Nel 1828 Leopardi torna a Recanati dove produce Le ricordanze (1829) La quiete dopo la tempesta (1829) Il sabato del villaggio (1829) Canto notturno di un pastore errante dell’Asia (1830) ed Il passero solitario. Nel 1830 si allontana definitivamente da Recanati e va a Firenze da Pietro Colletta, accettando una somma in prestito da anonimi, con l’impegno che l’avrebbe restituita con le entrate dei suoi primi lavori. Tuttavia, non riesce a guadagnare quanto sperato con la pubblicazione dell’edizione fiorentina dei Canti, e così si trova costretto a chiedere un assegno alla famiglia, per restituire le somme accettate in prestito.

Qui conosce Antonio Ranieri, un giovane napoletano, con il quale stringe una salda amicizia e convive fino alla morte.
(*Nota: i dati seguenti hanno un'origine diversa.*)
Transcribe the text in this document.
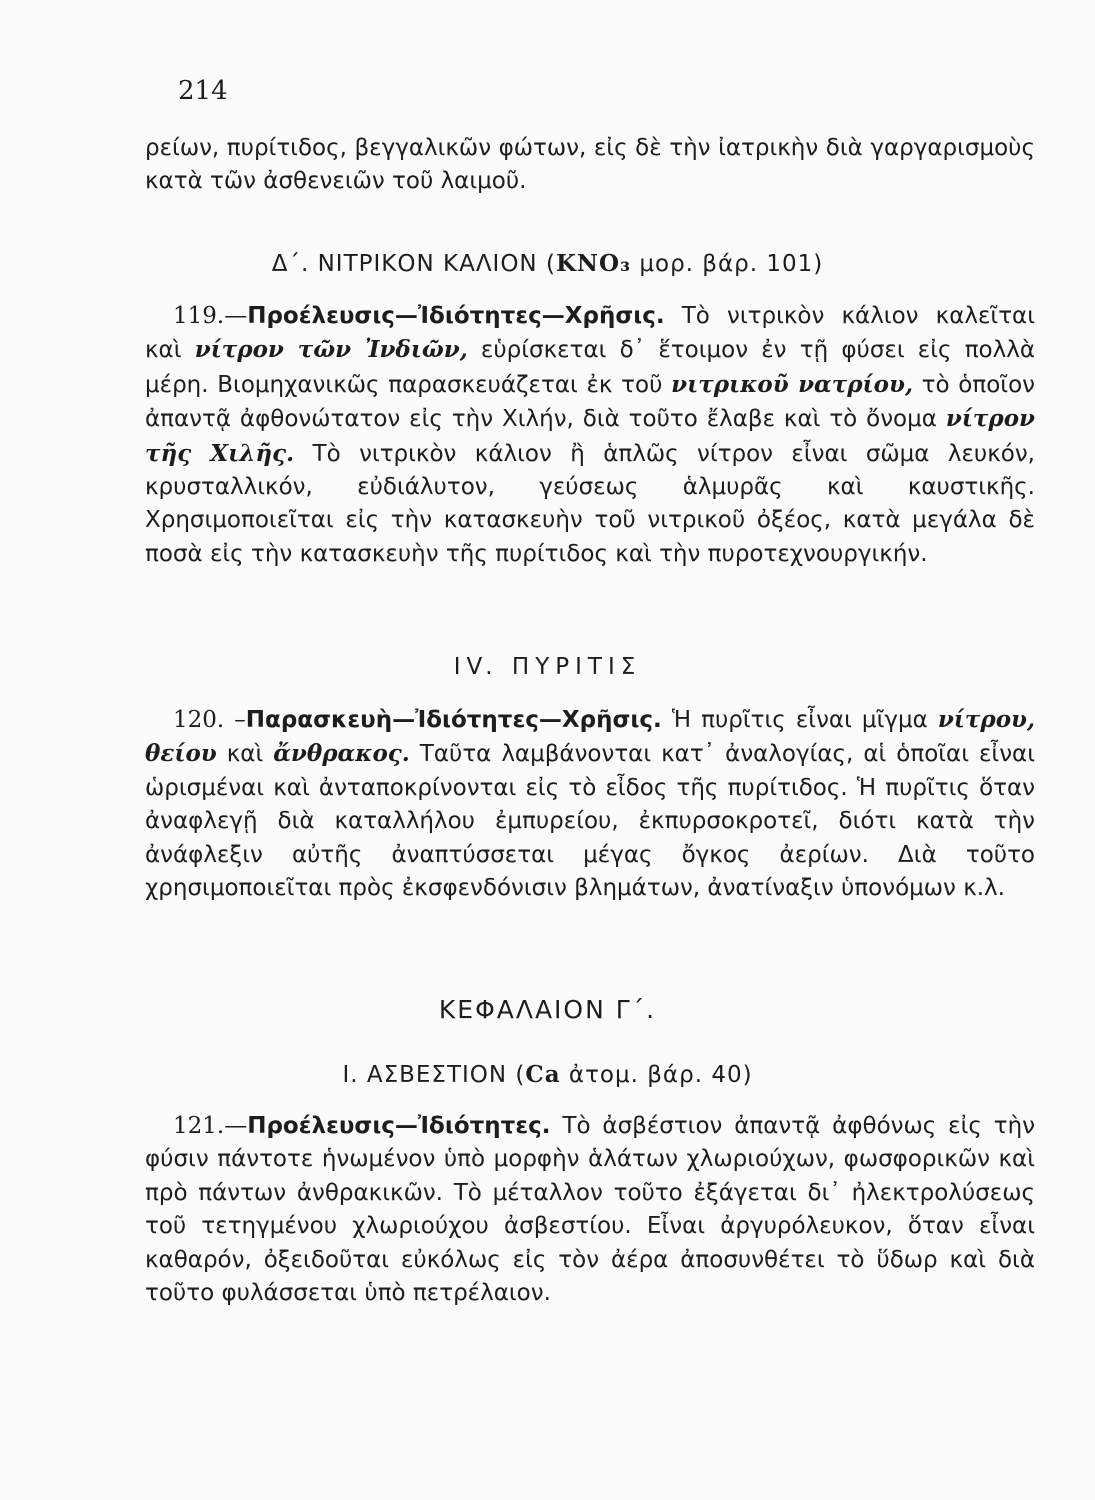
214

ρείων, πυρίτιδος, βεγγαλικῶν φώτων, εἰς δὲ τὴν ἰατρικὴν διὰ γαργαρισμοὺς κατὰ τῶν ἀσθενειῶν τοῦ λαιμοῦ.

Δ΄. ΝΙΤΡΙΚΟΝ ΚΑΛΙΟΝ (KNO₃ μορ. βάρ. 101)

119.—Προέλευσις—Ἰδιότητες—Χρῆσις. Τὸ νιτρικὸν κάλιον καλεῖται καὶ νίτρον τῶν Ἰνδιῶν, εὑρίσκεται δ᾿ ἕτοιμον ἐν τῇ φύσει εἰς πολλὰ μέρη. Βιομηχανικῶς παρασκευάζεται ἐκ τοῦ νιτρικοῦ νατρίου, τὸ ὁποῖον ἀπαντᾷ ἀφθονώτατον εἰς τὴν Χιλήν, διὰ τοῦτο ἔλαβε καὶ τὸ ὄνομα νίτρον τῆς Χιλῆς. Τὸ νιτρικὸν κάλιον ἢ ἁπλῶς νίτρον εἶναι σῶμα λευκόν, κρυσταλλικόν, εὐδιάλυτον, γεύσεως ἁλμυρᾶς καὶ καυστικῆς. Χρησιμοποιεῖται εἰς τὴν κατασκευὴν τοῦ νιτρικοῦ ὀξέος, κατὰ μεγάλα δὲ ποσὰ εἰς τὴν κατασκευὴν τῆς πυρίτιδος καὶ τὴν πυροτεχνουργικήν.

IV. ΠΥΡΙΤΙΣ

120. –Παρασκευὴ—Ἰδιότητες—Χρῆσις. Ἡ πυρῖτις εἶναι μῖγμα νίτρου, θείου καὶ ἄνθρακος. Ταῦτα λαμβάνονται κατ᾿ ἀναλογίας, αἱ ὁποῖαι εἶναι ὡρισμέναι καὶ ἀνταποκρίνονται εἰς τὸ εἶδος τῆς πυρίτιδος. Ἡ πυρῖτις ὅταν ἀναφλεγῇ διὰ καταλλήλου ἐμπυρείου, ἐκπυρσοκροτεῖ, διότι κατὰ τὴν ἀνάφλεξιν αὐτῆς ἀναπτύσσεται μέγας ὄγκος ἀερίων. Διὰ τοῦτο χρησιμοποιεῖται πρὸς ἐκσφενδόνισιν βλημάτων, ἀνατίναξιν ὑπονόμων κ.λ.

ΚΕΦΑΛΑΙΟΝ Γ΄.
I. ΑΣΒΕΣΤΙΟΝ (Ca ἀτομ. βάρ. 40)

121.—Προέλευσις—Ἰδιότητες. Τὸ ἀσβέστιον ἀπαντᾷ ἀφθόνως εἰς τὴν φύσιν πάντοτε ἡνωμένον ὑπὸ μορφὴν ἁλάτων χλωριούχων, φωσφορικῶν καὶ πρὸ πάντων ἀνθρακικῶν. Τὸ μέταλλον τοῦτο ἐξάγεται δι᾿ ἠλεκτρολύσεως τοῦ τετηγμένου χλωριούχου ἀσβεστίου. Εἶναι ἀργυρόλευκον, ὅταν εἶναι καθαρόν, ὀξειδοῦται εὐκόλως εἰς τὸν ἀέρα ἀποσυνθέτει τὸ ὕδωρ καὶ διὰ τοῦτο φυλάσσεται ὑπὸ πετρέλαιον.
Si innamora, inoltre, della nobildonna Fanny Targioni Tozzetti, un’amara delusione che lo porta a scrivere Il pensiero dominante (1831), Amore e morte (1832), Consalvo (1832), A se stesso (1833), e Aspasia (1834).

Nel 1833 Leopardi segue Ranieri a Napoli dove trascorre gli ultimi quattro anni della sua vita. Nel giugno 1837 scrive il suo ultimo canto, Il tramonto della luna, che pare sia stata dettata dal poeta in punto di morte all’amico Ranieri. Giacomo Leopardi muore a Napoli il 14 giugno del 1837.